LEICESTER, United Kingdom – Britain’s immigration detention system fosters a “culture of death” and the practice should be ended, according the country’s leading Catholic refugee agency.
On Sunday, the Jesuit Refugee Service (JRS) UK issued a new report, Detained and Dehumanized: The Impact of Immigration Detention, documenting the effects of placing people in detention centers for immigration matters.
Immigrants can be detained in the UK if they are waiting for permission to enter the country or if they are subject to deportation. Often, these immigrants are involved in legal proceedings to get the right to stay in the UK, and so may be detained for long periods of time, even years.
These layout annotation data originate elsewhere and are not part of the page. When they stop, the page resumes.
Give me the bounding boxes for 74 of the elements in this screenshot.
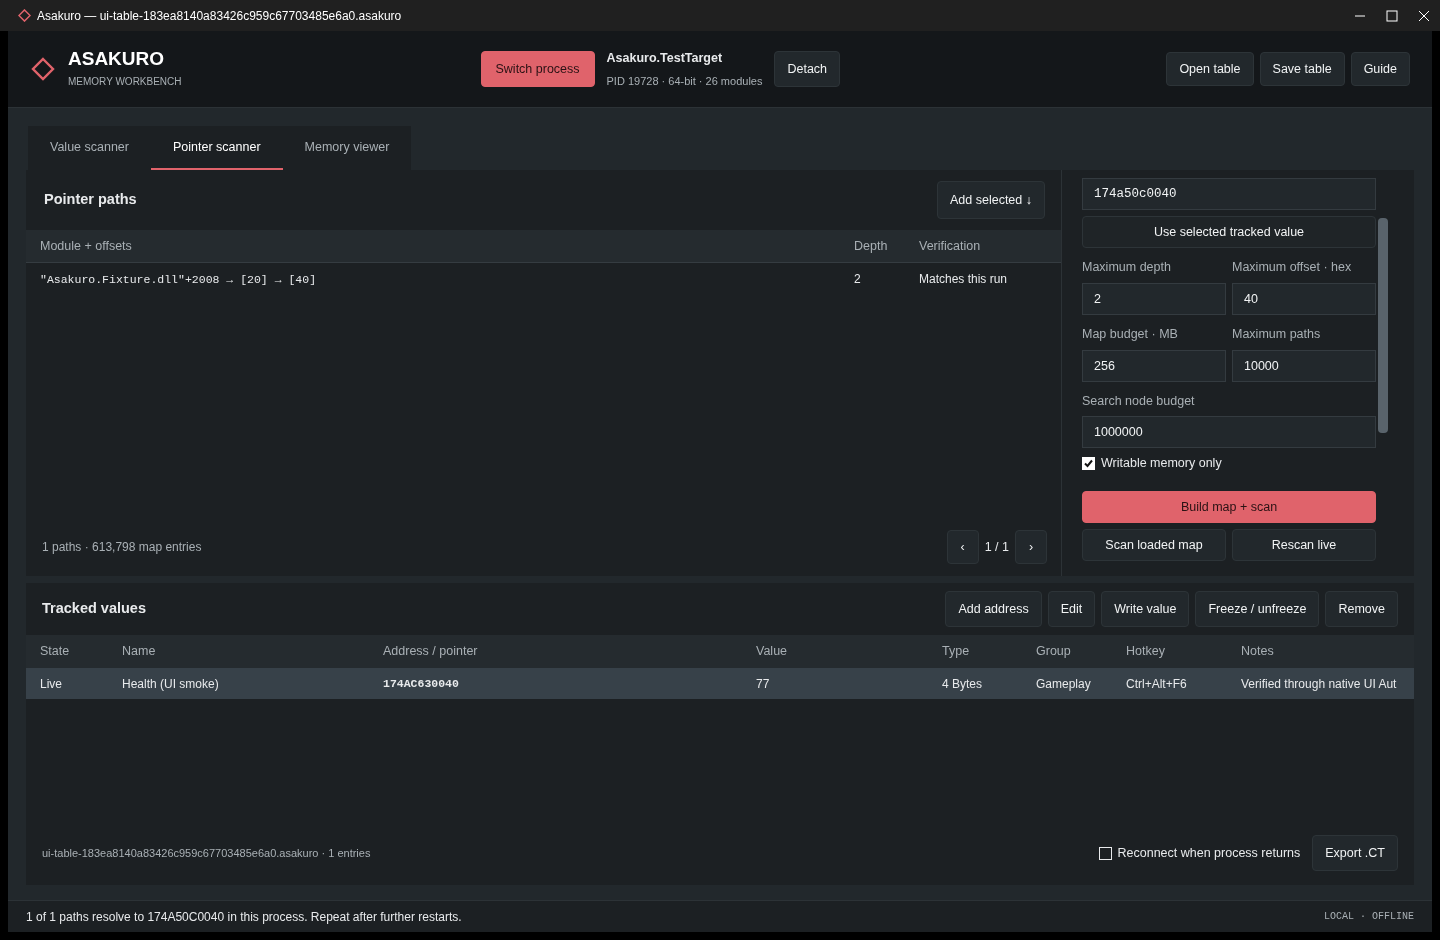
input-field[interactable]: 1000000 <box>1082 416 1376 449</box>
page-indicator: 1 / 1 <box>984 538 1009 556</box>
column-header: Group <box>1036 644 1071 659</box>
use-tracked-value-button[interactable]: Use selected tracked value <box>1082 216 1376 248</box>
close-icon[interactable] <box>1418 9 1430 22</box>
column-header: Value <box>756 644 788 659</box>
build-scan-button[interactable]: Build map + scan <box>1082 491 1376 523</box>
address-field[interactable]: 174a50c0040 <box>1082 178 1376 210</box>
table-file-summary: ui-table-183ea8140a83426c959c67703485e6a0.asakuro · 1 entries <box>42 845 371 861</box>
table-cell: "Asakuro.Fixture.dll"+2008 → [20] → [40] <box>40 272 317 286</box>
maximize-icon[interactable] <box>1386 9 1398 22</box>
scrollbar[interactable] <box>1378 218 1388 433</box>
checkbox-label: Writable memory only <box>1101 455 1222 473</box>
toolbar-button[interactable]: Freeze / unfreeze <box>1195 591 1320 627</box>
table-cell: Gameplay <box>1036 676 1091 691</box>
switch-process-button[interactable]: Switch process <box>480 51 595 87</box>
process-name: Asakuro.TestTarget <box>606 49 724 67</box>
table-cell: 4 Bytes <box>942 676 983 691</box>
connection-status: LOCAL · OFFLINE <box>1324 910 1414 924</box>
checkbox[interactable] <box>1098 846 1112 860</box>
table-cell: Matches this run <box>919 272 1008 286</box>
previous-page-button[interactable]: ‹ <box>946 530 979 564</box>
input-field[interactable]: 2 <box>1082 282 1226 315</box>
table-cell: Verified through native UI Aut <box>1241 676 1397 691</box>
toolbar-button[interactable]: Add address <box>945 591 1042 627</box>
field-label: Search node budget <box>1082 392 1196 410</box>
tab[interactable]: Memory viewer <box>282 126 412 170</box>
scan-button[interactable]: Rescan live <box>1232 529 1376 561</box>
toolbar-button[interactable]: Edit <box>1047 591 1096 627</box>
logo-icon <box>30 56 56 82</box>
table-row[interactable]: Live Health (UI smoke) 174AC630040 77 4 Bytes Gameplay Ctrl+Alt+F6 Verified through native UI Aut <box>26 668 1414 699</box>
table-cell: 2 <box>854 272 861 286</box>
paths-summary: 1 paths · 613,798 map entries <box>42 539 202 556</box>
column-header: Depth <box>853 237 889 255</box>
window-title: Asakuro — ui-table-183ea8140a83426c959c67703485e6a0.asakuro <box>37 7 402 25</box>
next-page-button[interactable]: › <box>1015 530 1047 564</box>
panel-title: Tracked values <box>42 599 146 619</box>
table-cell: 174AC630040 <box>383 677 459 691</box>
status-message: 1 of 1 paths resolve to 174A50C0040 in this process. Repeat after further restarts. <box>26 908 462 926</box>
tab[interactable]: Value scanner <box>28 126 151 170</box>
app-subtitle: MEMORY WORKBENCH <box>68 75 182 89</box>
app-name: ASAKURO <box>68 49 166 68</box>
column-header: State <box>40 644 70 659</box>
column-header: Notes <box>1241 644 1274 659</box>
column-header: Module + offsets <box>39 237 133 255</box>
add-selected-button[interactable]: Add selected ↓ <box>937 181 1045 219</box>
table-cell: Health (UI smoke) <box>122 676 219 691</box>
toolbar-button[interactable]: Save table <box>1259 52 1345 86</box>
field-label: Maximum paths <box>1232 325 1322 343</box>
export-button[interactable]: Export .CT <box>1312 835 1398 871</box>
toolbar-button[interactable]: Remove <box>1325 591 1398 627</box>
toolbar-button[interactable]: Open table <box>1166 52 1254 86</box>
scan-button[interactable]: Scan loaded map <box>1082 529 1226 561</box>
detach-button[interactable]: Detach <box>774 51 841 87</box>
column-header: Hotkey <box>1126 644 1165 659</box>
panel-title: Pointer paths <box>44 190 137 210</box>
column-header: Verification <box>918 237 982 255</box>
column-header: Address / pointer <box>383 644 478 659</box>
input-field[interactable]: 40 <box>1232 282 1376 315</box>
table-cell: Ctrl+Alt+F6 <box>1126 676 1187 691</box>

The process is not a criminal proceeding, but an administrative procedure.
Detainees are a mix of people who may be in the UK unlawfully such as people who have overstayed their visa, asylum seekers, and foreign national offenders (FNOs), who have been convicted of a crime.
The UK is the only European country without a statutory time limit on immigration detention.
The new JRS UK report is based on the experiences of over two dozen people who have been detained or threatened with detention by the UK government on immigration grounds, and found that detention has a “deep and lasting impact,” affecting mental and physical health, the way one interacts with the world, and the sense of self and of one’s humanity.
“Its trauma stretches beyond the period of detention, to be re-lived indefinitely over the years to come. Torture survivors experience detention as torture. They and others speak of detention as a kind of dying, and indeed detention fosters a culture of death where suicidal ideation is commonplace,” the report says.
The report says that even short periods of detention are “traumatic,” and longer periods especially so. It also faults the Home Office – the UK government department in charge of immigration matters – for a lack of accountability when it comes to immigration detention.
“The prospect of detention and re-detention creates fear that shapes life long after release, punctuating it more sharply as the time to report approaches. Detention denies people basic goods: freedom, community, ability to contribute to society and participate in family life and legal processes. Detention is a context in which communication and engagement are thwarted,” the report says.
The report calls for an end to the use of detention for the purpose of immigration control, saying it is “incompatible with a humane and just immigration and asylum system.”
Sarah Teather, the director of JRS UK said the report provides damning evidence of the tragic and dehumanizing effects” of the use of immigration detention.
“It is clear from those interviewed that being physically detained, as well as the looming threat of detention, irreversibly impact mental and physical wellbeing and cause life-long pain and trauma,” she said.
Teather served as a member of the UK Parliament from 2003-2015 and was Minister of State for Children and Families from 2010-2012.
During her time in government, Teather led the negotiations to stop the detention of children in the immigration system, and later chaired a parliamentary group focused on support for refugees, including the issue of detention.
She said staff at JRS UK regularly encounter vulnerable individuals who are subjected to detention through an arbitrary process,” and who are caught in a complex web of dehumanizing policies.”
“Far from being a last resort, the use of these punitive and devastating powers has become so automatic that it has been normalized. Immigration detention is a harmful process that obstructs the fundamental right to family, community, participation and life,” Teather said.
Abuses described in the report included the use of disproportionate force when detaining individuals, the denial of food and water for extended periods of time, the failure to disclose pertinent information, as well as physical abuse and sexual harassment in detention facilities.
JRS UK says for as long as immigration detention continues to be used by the Home Office, several reforms should be made, including: Introducing a mandatory time limit of 28 days or less for all those detained under immigration powers and ensuring the decision to detain must go before a judge and be independent of the Home Office.
The JRS report comes a year after Parliament’s Home Affairs Committee issued a scathing report describing how asylum seekers and other immigrants in the UK have been wrongfully detained, held in detention when they are vulnerable, and detained for too long,
The House of Commons will be debating the Immigration and Social Security (EU withdrawal) Bill on June 30, including an amendment proposed by David Davis, a member of Parliament from the ruling Conservative Party, to reform the country’s immigration detention system.
Davis’s proposal would put a 28-day time limit on immigration detention, with judicial oversight of detention after 96 hours. For JRS UK, this would be a first step to ending the practice.
“The time for government to end this cruel and inhumane practice is long over-due,” Teather said.